C/Net reports the proposed merger of XM Satellite Radio and Sirius Satellite Radio may have sailed through a U.S. Department of Justice review without conditions, but key congressional Democrats are urging the Federal Communications Commission to impose limits designed to protect consumers.
In a letter on Thursday (PDF), Reps. John Dingell (D-Mich.) and Edward Markey (D-Mass.), chairmen of two House of Representatives panels that oversee the FCC, said they’re not taking a position on whether the FCC should clear the deal, but they believe the regulators should consider certain steps to satisfy the “public interest.”
Those include:
- Pricing constraints, to ensure that a combined entity does not take advantage of consumers by leveraging its position as sole provider of satellite radio services by raising prices.

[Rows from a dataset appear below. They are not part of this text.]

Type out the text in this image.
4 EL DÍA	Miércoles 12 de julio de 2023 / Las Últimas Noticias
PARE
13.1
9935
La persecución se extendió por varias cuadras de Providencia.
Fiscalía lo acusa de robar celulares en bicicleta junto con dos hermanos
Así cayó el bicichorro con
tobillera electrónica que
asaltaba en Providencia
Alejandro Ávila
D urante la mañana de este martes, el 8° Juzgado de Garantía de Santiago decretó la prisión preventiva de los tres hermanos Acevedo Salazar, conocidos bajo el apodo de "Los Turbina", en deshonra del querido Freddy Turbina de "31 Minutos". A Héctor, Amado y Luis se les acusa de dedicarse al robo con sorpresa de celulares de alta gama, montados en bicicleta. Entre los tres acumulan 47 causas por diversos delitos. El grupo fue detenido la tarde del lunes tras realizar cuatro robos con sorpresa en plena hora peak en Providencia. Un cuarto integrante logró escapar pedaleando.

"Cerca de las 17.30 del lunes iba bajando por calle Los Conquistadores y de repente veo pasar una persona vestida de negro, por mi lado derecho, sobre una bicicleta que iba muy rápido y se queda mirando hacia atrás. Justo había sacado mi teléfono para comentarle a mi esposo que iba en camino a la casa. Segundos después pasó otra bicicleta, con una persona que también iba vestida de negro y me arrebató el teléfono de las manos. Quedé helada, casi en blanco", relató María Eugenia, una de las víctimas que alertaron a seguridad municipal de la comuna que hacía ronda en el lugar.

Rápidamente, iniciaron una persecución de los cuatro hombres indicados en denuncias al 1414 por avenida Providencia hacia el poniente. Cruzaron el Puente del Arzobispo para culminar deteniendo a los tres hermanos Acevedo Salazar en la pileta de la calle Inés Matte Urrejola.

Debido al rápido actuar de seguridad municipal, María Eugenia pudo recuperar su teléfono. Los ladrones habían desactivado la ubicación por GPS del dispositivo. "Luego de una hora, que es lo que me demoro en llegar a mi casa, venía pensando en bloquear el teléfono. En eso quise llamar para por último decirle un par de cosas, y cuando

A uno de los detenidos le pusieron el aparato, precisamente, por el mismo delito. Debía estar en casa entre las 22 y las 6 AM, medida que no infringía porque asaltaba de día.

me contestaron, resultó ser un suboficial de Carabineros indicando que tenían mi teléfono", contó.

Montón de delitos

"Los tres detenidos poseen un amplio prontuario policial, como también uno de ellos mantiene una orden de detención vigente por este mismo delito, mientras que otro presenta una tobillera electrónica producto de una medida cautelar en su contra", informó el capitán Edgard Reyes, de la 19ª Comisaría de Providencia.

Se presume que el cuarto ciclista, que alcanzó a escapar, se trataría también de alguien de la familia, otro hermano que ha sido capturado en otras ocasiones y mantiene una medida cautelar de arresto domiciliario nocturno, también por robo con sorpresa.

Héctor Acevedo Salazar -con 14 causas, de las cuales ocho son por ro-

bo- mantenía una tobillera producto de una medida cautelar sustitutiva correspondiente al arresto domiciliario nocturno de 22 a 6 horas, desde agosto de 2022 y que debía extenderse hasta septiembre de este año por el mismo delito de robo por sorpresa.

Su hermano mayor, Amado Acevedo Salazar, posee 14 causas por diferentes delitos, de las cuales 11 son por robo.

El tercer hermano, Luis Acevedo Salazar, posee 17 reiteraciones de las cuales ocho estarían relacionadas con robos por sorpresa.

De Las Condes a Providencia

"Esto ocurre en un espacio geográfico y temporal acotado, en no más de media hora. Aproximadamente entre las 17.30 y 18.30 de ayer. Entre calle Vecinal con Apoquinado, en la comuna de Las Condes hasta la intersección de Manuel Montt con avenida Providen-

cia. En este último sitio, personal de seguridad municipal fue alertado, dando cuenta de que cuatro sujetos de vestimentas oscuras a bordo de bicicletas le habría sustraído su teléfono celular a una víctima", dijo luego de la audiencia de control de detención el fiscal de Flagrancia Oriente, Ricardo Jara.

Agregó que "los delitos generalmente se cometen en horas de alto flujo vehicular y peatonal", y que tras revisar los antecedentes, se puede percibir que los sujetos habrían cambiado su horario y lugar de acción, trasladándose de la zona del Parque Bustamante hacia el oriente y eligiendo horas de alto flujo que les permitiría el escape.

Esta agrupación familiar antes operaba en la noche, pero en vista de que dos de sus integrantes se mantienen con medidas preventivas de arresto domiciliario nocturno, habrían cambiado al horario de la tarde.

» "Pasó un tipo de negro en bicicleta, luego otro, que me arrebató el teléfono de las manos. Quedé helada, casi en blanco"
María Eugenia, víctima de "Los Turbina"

- Permit any device manufacturer to develop equipment that can deliver the company’s satellite radio service. This principle of openness would serve to promote competition, protect consumers, and spur technological innovation.
Attorneys general from 11 states have made similar recommendations. In their effort to win over regulators last year, the two companies unveiled plans to offer new packages of channels at reduced rates and committed, at least informally, to not raise their monthly subscription fees.
FCC Chairman Kevin Martin said in late March that the agency is inching closer to a decision on whether the deal passes muster.